Dr. Idoko when they are dealing with health care, especially in the context of GBV, they needed to make sure that they know what they do at EFSTH so that in their care they would not do anything that would tamper with what they are going to do, if they needed a referral.
He said in GBV the earlier they started collecting evidence the better.
If they could collect the evidence from all the various hospitals and provide treatment at that level the better, as well.
Njundu Drammeh, executive chairman NGBV, said a few years ago, the United Nations made a study on GBV in the world, and there was one startling revelation that was made. This was that one out of every three women in the world would become a victim of GBV in her lifetime.
He said one out of every three was very serious, and who would be the perpetrator, a husband, boyfriend, an intimate partner and a family member.
According to him,if you have three daughters, know that one would be a victim of GBV in her lifetime.
If there are three women in the market, one of them would be a victim of GBV in her lifetime, he said, adding that if there are three girls in the school one of them would be a victim of GBV in her lifetime, which was serious and they needed to tighten their belt.
Drammeh added that they are talking about a very serious issue, an issue that physically, emotionally and sexually destroys that person, and they know that doctors and nurses are often the first point of call.

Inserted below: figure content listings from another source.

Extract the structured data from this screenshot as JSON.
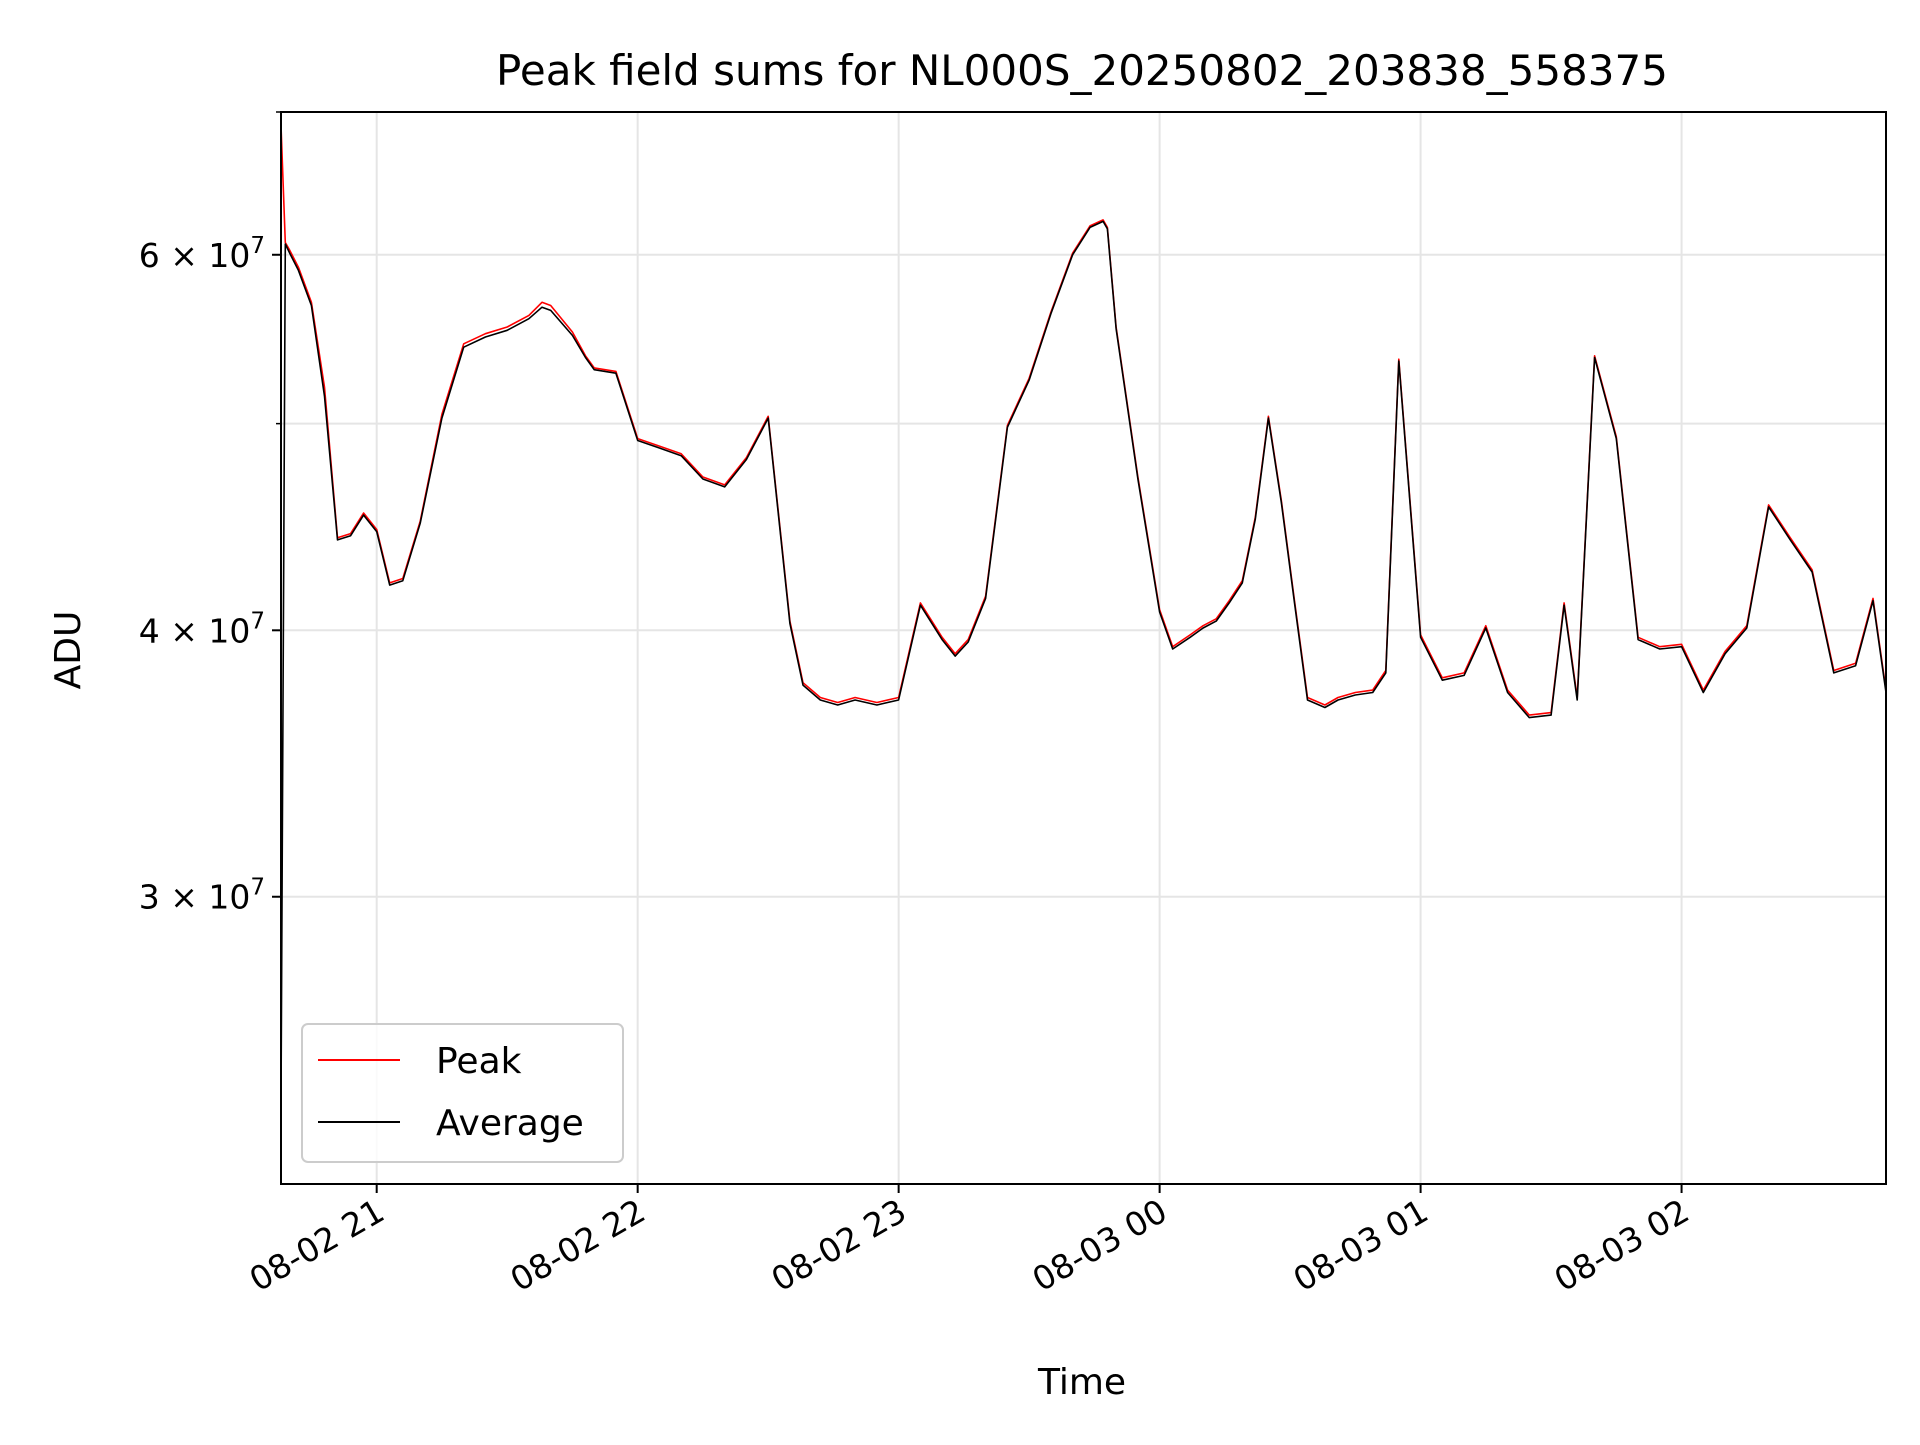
{
  "chart_data": {
    "type": "line",
    "title": "Peak field sums for NL000S_20250802_203838_558375",
    "xlabel": "Time",
    "ylabel": "ADU",
    "yscale": "log",
    "ylim": [
      22000000,
      70000000
    ],
    "xlim": [
      "2025-08-02 20:38",
      "2025-08-03 02:47"
    ],
    "grid": true,
    "legend_position": "lower-left",
    "x_ticks": [
      {
        "value": "2025-08-02 21:00",
        "label": "08-02 21"
      },
      {
        "value": "2025-08-02 22:00",
        "label": "08-02 22"
      },
      {
        "value": "2025-08-02 23:00",
        "label": "08-02 23"
      },
      {
        "value": "2025-08-03 00:00",
        "label": "08-03 00"
      },
      {
        "value": "2025-08-03 01:00",
        "label": "08-03 01"
      },
      {
        "value": "2025-08-03 02:00",
        "label": "08-03 02"
      }
    ],
    "y_ticks": [
      {
        "value": 30000000,
        "mantissa": "3",
        "exponent": "7"
      },
      {
        "value": 40000000,
        "mantissa": "4",
        "exponent": "7"
      },
      {
        "value": 60000000,
        "mantissa": "6",
        "exponent": "7"
      }
    ],
    "y_minor_ticks": [
      50000000,
      70000000
    ],
    "times_sample": [
      "2025-08-02 20:38",
      "2025-08-02 20:39",
      "2025-08-02 20:40",
      "2025-08-02 20:42",
      "2025-08-02 20:45",
      "2025-08-02 20:48",
      "2025-08-02 20:51",
      "2025-08-02 20:54",
      "2025-08-02 20:57",
      "2025-08-02 21:00",
      "2025-08-02 21:03",
      "2025-08-02 21:06",
      "2025-08-02 21:10",
      "2025-08-02 21:15",
      "2025-08-02 21:20",
      "2025-08-02 21:25",
      "2025-08-02 21:30",
      "2025-08-02 21:35",
      "2025-08-02 21:38",
      "2025-08-02 21:40",
      "2025-08-02 21:45",
      "2025-08-02 21:48",
      "2025-08-02 21:50",
      "2025-08-02 21:55",
      "2025-08-02 22:00",
      "2025-08-02 22:05",
      "2025-08-02 22:10",
      "2025-08-02 22:15",
      "2025-08-02 22:20",
      "2025-08-02 22:25",
      "2025-08-02 22:30",
      "2025-08-02 22:35",
      "2025-08-02 22:38",
      "2025-08-02 22:42",
      "2025-08-02 22:46",
      "2025-08-02 22:50",
      "2025-08-02 22:55",
      "2025-08-02 23:00",
      "2025-08-02 23:05",
      "2025-08-02 23:10",
      "2025-08-02 23:13",
      "2025-08-02 23:16",
      "2025-08-02 23:20",
      "2025-08-02 23:25",
      "2025-08-02 23:30",
      "2025-08-02 23:35",
      "2025-08-02 23:40",
      "2025-08-02 23:44",
      "2025-08-02 23:47",
      "2025-08-02 23:48",
      "2025-08-02 23:50",
      "2025-08-02 23:55",
      "2025-08-03 00:00",
      "2025-08-03 00:03",
      "2025-08-03 00:07",
      "2025-08-03 00:10",
      "2025-08-03 00:13",
      "2025-08-03 00:16",
      "2025-08-03 00:19",
      "2025-08-03 00:22",
      "2025-08-03 00:25",
      "2025-08-03 00:28",
      "2025-08-03 00:31",
      "2025-08-03 00:34",
      "2025-08-03 00:38",
      "2025-08-03 00:41",
      "2025-08-03 00:45",
      "2025-08-03 00:49",
      "2025-08-03 00:52",
      "2025-08-03 00:55",
      "2025-08-03 01:00",
      "2025-08-03 01:05",
      "2025-08-03 01:10",
      "2025-08-03 01:15",
      "2025-08-03 01:20",
      "2025-08-03 01:25",
      "2025-08-03 01:30",
      "2025-08-03 01:33",
      "2025-08-03 01:36",
      "2025-08-03 01:40",
      "2025-08-03 01:45",
      "2025-08-03 01:50",
      "2025-08-03 01:55",
      "2025-08-03 02:00",
      "2025-08-03 02:05",
      "2025-08-03 02:10",
      "2025-08-03 02:15",
      "2025-08-03 02:20",
      "2025-08-03 02:25",
      "2025-08-03 02:30",
      "2025-08-03 02:35",
      "2025-08-03 02:40",
      "2025-08-03 02:44",
      "2025-08-03 02:47"
    ],
    "series": [
      {
        "name": "Peak",
        "color": "#ff0000",
        "values": [
          69000000,
          60800000,
          60300000,
          59200000,
          57000000,
          52000000,
          44200000,
          44400000,
          45400000,
          44600000,
          42100000,
          42300000,
          45000000,
          50500000,
          54500000,
          55100000,
          55500000,
          56200000,
          57000000,
          56800000,
          55200000,
          53800000,
          53100000,
          52900000,
          49200000,
          48800000,
          48400000,
          47200000,
          46800000,
          48200000,
          50400000,
          40400000,
          37800000,
          37200000,
          37000000,
          37200000,
          37000000,
          37200000,
          41200000,
          39700000,
          39000000,
          39600000,
          41500000,
          49900000,
          52500000,
          56400000,
          60100000,
          61900000,
          62300000,
          61800000,
          55500000,
          47200000,
          40900000,
          39300000,
          39800000,
          40200000,
          40500000,
          41300000,
          42200000,
          45200000,
          50400000,
          46000000,
          41300000,
          37200000,
          36900000,
          37200000,
          37400000,
          37500000,
          38300000,
          53600000,
          39800000,
          38000000,
          38200000,
          40200000,
          37500000,
          36500000,
          36600000,
          41200000,
          37200000,
          53800000,
          49300000,
          39700000,
          39300000,
          39400000,
          37500000,
          39100000,
          40200000,
          45800000,
          44200000,
          42700000,
          38300000,
          38600000,
          41400000,
          37500000
        ]
      },
      {
        "name": "Average",
        "color": "#000000",
        "values": [
          24000000,
          60700000,
          60100000,
          59000000,
          56800000,
          51500000,
          44100000,
          44300000,
          45300000,
          44500000,
          42000000,
          42200000,
          44900000,
          50300000,
          54300000,
          54900000,
          55300000,
          56000000,
          56700000,
          56500000,
          55000000,
          53700000,
          53000000,
          52800000,
          49100000,
          48700000,
          48300000,
          47100000,
          46700000,
          48100000,
          50300000,
          40300000,
          37700000,
          37100000,
          36900000,
          37100000,
          36900000,
          37100000,
          41100000,
          39600000,
          38900000,
          39500000,
          41400000,
          49800000,
          52400000,
          56300000,
          60000000,
          61800000,
          62200000,
          61700000,
          55400000,
          47100000,
          40800000,
          39200000,
          39700000,
          40100000,
          40400000,
          41200000,
          42100000,
          45100000,
          50300000,
          45900000,
          41200000,
          37100000,
          36800000,
          37100000,
          37300000,
          37400000,
          38200000,
          53500000,
          39700000,
          37900000,
          38100000,
          40100000,
          37400000,
          36400000,
          36500000,
          41100000,
          37100000,
          53700000,
          49200000,
          39600000,
          39200000,
          39300000,
          37400000,
          39000000,
          40100000,
          45700000,
          44100000,
          42600000,
          38200000,
          38500000,
          41300000,
          37400000
        ]
      }
    ]
  }
}
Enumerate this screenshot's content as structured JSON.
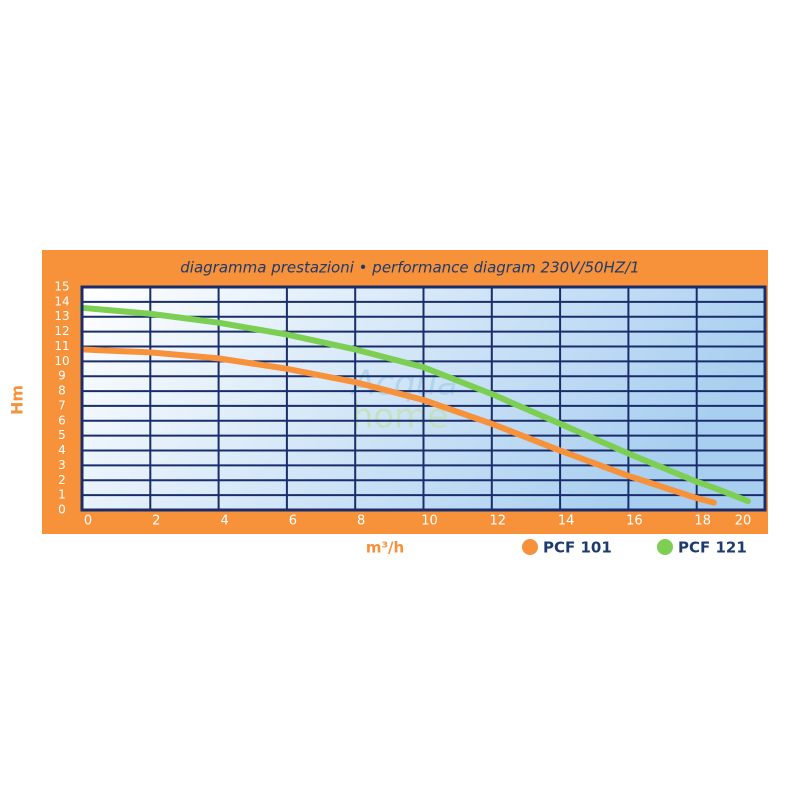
{
  "chart_data": {
    "type": "line",
    "title": "diagramma prestazioni • performance diagram 230V/50HZ/1",
    "x_label": "m³/h",
    "y_label": "Hm",
    "watermark": [
      "Acqua",
      "home"
    ],
    "x": [
      0,
      2,
      4,
      6,
      8,
      10,
      12,
      14,
      16,
      18,
      18.5,
      19.5
    ],
    "series": [
      {
        "name": "PCF 101",
        "color": "#f7913a",
        "values": [
          10.8,
          10.6,
          10.2,
          9.5,
          8.6,
          7.4,
          5.8,
          4.0,
          2.3,
          0.8,
          0.5,
          null
        ]
      },
      {
        "name": "PCF 121",
        "color": "#7ccf52",
        "values": [
          13.6,
          13.2,
          12.6,
          11.8,
          10.8,
          9.6,
          7.8,
          5.8,
          3.8,
          1.9,
          1.5,
          0.6
        ]
      }
    ],
    "xlim": [
      0,
      20
    ],
    "xticks": [
      0,
      2,
      4,
      6,
      8,
      10,
      12,
      14,
      16,
      18,
      20
    ],
    "ylim": [
      0,
      15
    ],
    "yticks": [
      0,
      1,
      2,
      3,
      4,
      5,
      6,
      7,
      8,
      9,
      10,
      11,
      12,
      13,
      14,
      15
    ],
    "grid": true,
    "legend": "bottom-right"
  }
}
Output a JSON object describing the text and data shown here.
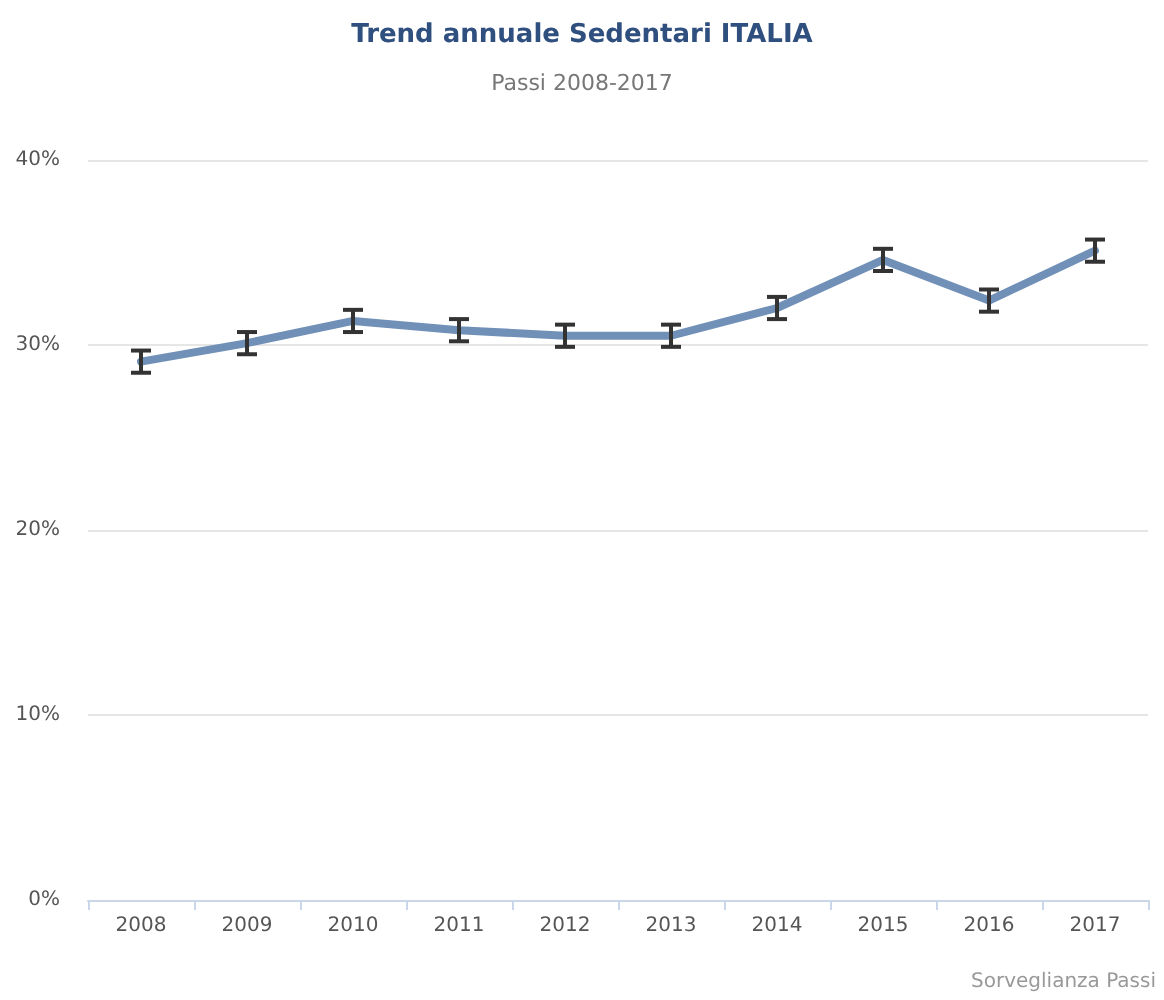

Thus they are very important in the whole process of ensuring that this woman, girls or child that is a victim of GBV gets some justice.
He hoped that through this workshop, the participants would be able to have the skills and the knowledge to be able to give the network support.
He said as doctors, nurses and people who come in contact with this people, one would expect that they would go beyond the normal call, they would have their ears to the ground, seen the unseen, try to hear the unheard, and try to go under the skin of these women to be able to really know their problems.